Слезы прервали речь его.
- Позвольте, князь! - в восторге закричал Берилов. - Я кончу этот ландшафт! Только в большем виде, если не противно! Знаю, знаю как это обработать. Вот тут побольше тени, а там издали - вижу, понимаю! Вы будете довольны.
- И вы также! - сказал князь, отдавая ему бумагу.
- Что вы под этим разумеете? - спросил оскорбленный Берилов. - Неужели плату? Так знайте, что этого мне не нужно! Если б я брал за свои произведения должную плату, то был бы богаче нашего эконома в академии. Но я гнушаюсь деньгами и не брал бы ни копейки за труды свои, если б не Родионовна и не Андреевский рынок... Боже! Боже мой! - продолжал он вполголоса. - Творить, созидать, работать для потомства - и брать деньги! Деньги! Что это? Негодные бумажки, на которых и ученической головки не нарисуешь. И за мои картины! За этот ландшафт, который я вижу на бумаге! Вижу, сударь, вижу! - вскричал он, оборотясь к Кемскому. - Вижу его в моей душе, и вы вскоре увидите его на деле! Вскоре, то есть... ну, все равно! Только увидите!

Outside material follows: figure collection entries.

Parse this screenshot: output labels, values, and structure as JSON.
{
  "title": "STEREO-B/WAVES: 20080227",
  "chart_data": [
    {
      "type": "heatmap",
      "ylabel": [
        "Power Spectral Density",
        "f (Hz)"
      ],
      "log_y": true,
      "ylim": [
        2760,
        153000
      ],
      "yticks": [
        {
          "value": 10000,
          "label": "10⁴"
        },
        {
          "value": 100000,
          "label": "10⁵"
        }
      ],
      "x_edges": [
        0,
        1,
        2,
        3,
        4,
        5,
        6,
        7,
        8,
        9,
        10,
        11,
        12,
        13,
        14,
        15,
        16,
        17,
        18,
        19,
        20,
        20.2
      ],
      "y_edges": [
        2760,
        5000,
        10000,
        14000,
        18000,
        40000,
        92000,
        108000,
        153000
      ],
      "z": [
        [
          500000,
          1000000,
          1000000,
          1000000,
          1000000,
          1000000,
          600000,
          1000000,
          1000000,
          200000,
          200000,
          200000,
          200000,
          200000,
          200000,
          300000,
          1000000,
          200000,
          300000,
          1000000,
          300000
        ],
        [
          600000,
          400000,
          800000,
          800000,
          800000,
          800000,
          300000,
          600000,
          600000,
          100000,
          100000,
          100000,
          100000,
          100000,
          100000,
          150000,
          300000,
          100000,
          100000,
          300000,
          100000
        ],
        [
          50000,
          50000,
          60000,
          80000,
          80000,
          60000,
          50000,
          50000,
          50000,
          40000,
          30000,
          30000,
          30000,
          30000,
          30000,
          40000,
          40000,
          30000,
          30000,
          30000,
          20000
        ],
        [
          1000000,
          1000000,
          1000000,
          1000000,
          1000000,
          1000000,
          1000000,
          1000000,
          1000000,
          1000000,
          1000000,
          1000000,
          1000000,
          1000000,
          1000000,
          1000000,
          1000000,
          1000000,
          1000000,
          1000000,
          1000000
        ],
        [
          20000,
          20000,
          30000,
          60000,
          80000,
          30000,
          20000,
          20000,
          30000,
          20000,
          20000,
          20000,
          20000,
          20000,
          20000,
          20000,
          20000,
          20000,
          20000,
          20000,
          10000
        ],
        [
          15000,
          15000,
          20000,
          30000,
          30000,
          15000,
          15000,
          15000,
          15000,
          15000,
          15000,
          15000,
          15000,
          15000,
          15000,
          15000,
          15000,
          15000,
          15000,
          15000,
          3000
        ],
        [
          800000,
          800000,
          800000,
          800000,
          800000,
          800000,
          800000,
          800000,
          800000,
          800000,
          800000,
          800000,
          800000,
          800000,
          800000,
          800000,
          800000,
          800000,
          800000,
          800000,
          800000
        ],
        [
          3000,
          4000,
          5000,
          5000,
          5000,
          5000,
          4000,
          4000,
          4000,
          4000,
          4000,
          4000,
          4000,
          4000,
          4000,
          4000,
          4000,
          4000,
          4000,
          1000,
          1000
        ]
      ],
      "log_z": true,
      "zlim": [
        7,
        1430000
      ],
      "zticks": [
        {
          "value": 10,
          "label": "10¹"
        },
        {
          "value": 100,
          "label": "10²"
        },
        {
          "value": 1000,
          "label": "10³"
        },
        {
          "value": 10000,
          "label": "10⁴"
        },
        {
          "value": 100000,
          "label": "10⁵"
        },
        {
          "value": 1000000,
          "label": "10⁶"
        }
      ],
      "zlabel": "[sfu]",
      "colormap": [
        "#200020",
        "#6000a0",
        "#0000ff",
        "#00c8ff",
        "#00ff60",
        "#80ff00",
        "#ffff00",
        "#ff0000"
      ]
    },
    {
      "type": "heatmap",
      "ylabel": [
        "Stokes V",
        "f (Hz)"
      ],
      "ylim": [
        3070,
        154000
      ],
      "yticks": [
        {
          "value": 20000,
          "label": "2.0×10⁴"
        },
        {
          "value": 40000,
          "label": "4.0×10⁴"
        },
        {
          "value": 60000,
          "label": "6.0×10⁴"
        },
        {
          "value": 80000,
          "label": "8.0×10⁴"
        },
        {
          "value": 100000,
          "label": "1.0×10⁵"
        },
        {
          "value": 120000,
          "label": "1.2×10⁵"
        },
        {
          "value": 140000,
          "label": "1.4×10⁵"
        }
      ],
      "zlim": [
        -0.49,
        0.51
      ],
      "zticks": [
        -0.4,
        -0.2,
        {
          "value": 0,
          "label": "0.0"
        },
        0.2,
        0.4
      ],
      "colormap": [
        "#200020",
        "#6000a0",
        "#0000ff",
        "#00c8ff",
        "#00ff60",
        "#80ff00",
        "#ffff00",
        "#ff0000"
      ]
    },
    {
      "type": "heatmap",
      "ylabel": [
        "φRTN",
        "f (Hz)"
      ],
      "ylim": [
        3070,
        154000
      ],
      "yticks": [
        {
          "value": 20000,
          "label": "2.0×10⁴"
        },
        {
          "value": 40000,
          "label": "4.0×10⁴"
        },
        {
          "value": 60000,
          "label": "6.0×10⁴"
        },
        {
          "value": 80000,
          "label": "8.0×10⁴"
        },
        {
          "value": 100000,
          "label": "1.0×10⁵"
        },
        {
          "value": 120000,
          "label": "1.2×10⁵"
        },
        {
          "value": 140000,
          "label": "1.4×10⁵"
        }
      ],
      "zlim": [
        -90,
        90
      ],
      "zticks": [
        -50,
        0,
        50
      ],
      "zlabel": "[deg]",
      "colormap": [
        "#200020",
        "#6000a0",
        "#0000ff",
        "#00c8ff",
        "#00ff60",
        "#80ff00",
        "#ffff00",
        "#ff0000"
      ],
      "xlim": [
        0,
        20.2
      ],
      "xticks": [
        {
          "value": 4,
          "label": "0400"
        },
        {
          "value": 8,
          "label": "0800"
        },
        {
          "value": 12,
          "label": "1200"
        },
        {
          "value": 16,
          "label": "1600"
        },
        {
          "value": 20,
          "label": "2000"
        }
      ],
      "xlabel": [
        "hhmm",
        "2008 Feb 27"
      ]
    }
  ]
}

Кемский радовался, что восторженный артист забыл о его предложении, и отдал ему эскиз. Берилов схватил его с жадностью и побежал домой. Месяца три не говорил он князю ни слова об успехе своей работы, а только посматривал на него торжественно. Наконец в такое время, когда князя не было дома, он принес к нему свою картину, написанную в самом большом размере, поставил ее в кабинете князя, осветил ее по всем правилам и, уходя, наказал людям, чтоб они при возвращении князя отнюдь не предупреждали его о том, что он найдет в своей комнате. Он хотел поразить друга своего нечаянностью.
XVI
Кемский, занимаясь попеременно то делами, то мечтами, не замечал бури, которая собиралась над его головою. Алевтина с достойными помощниками подвигалась беспрепятственно к своей цели. Надобно было удалить от брата ее всех людей, которые могли бы препятствовать исполнению ее замыслов. Прекращение знакомства с Хвалынским было ей очень благоприятно. Она поручила Тряпицыну добраться, с кем чаще всего видится князь. Тряпицын донес ей, что чаще всякого другого бывает у него какой-то живописец, человек простой и недальновидный, следственно неопасный; что Хвалынский также нередко посещает князя, но только урывками, будучи слишком занят какою-то должностью. Более ничего не мог он узнать, ибо главный из слуг князя, камердинер его, Мишка, неохотно вдается в разговоры о своем барине и что-то косо поглядывает на господина секретаря, эконома и казначея, когда он, под каким-либо предлогом, явится у них в доме.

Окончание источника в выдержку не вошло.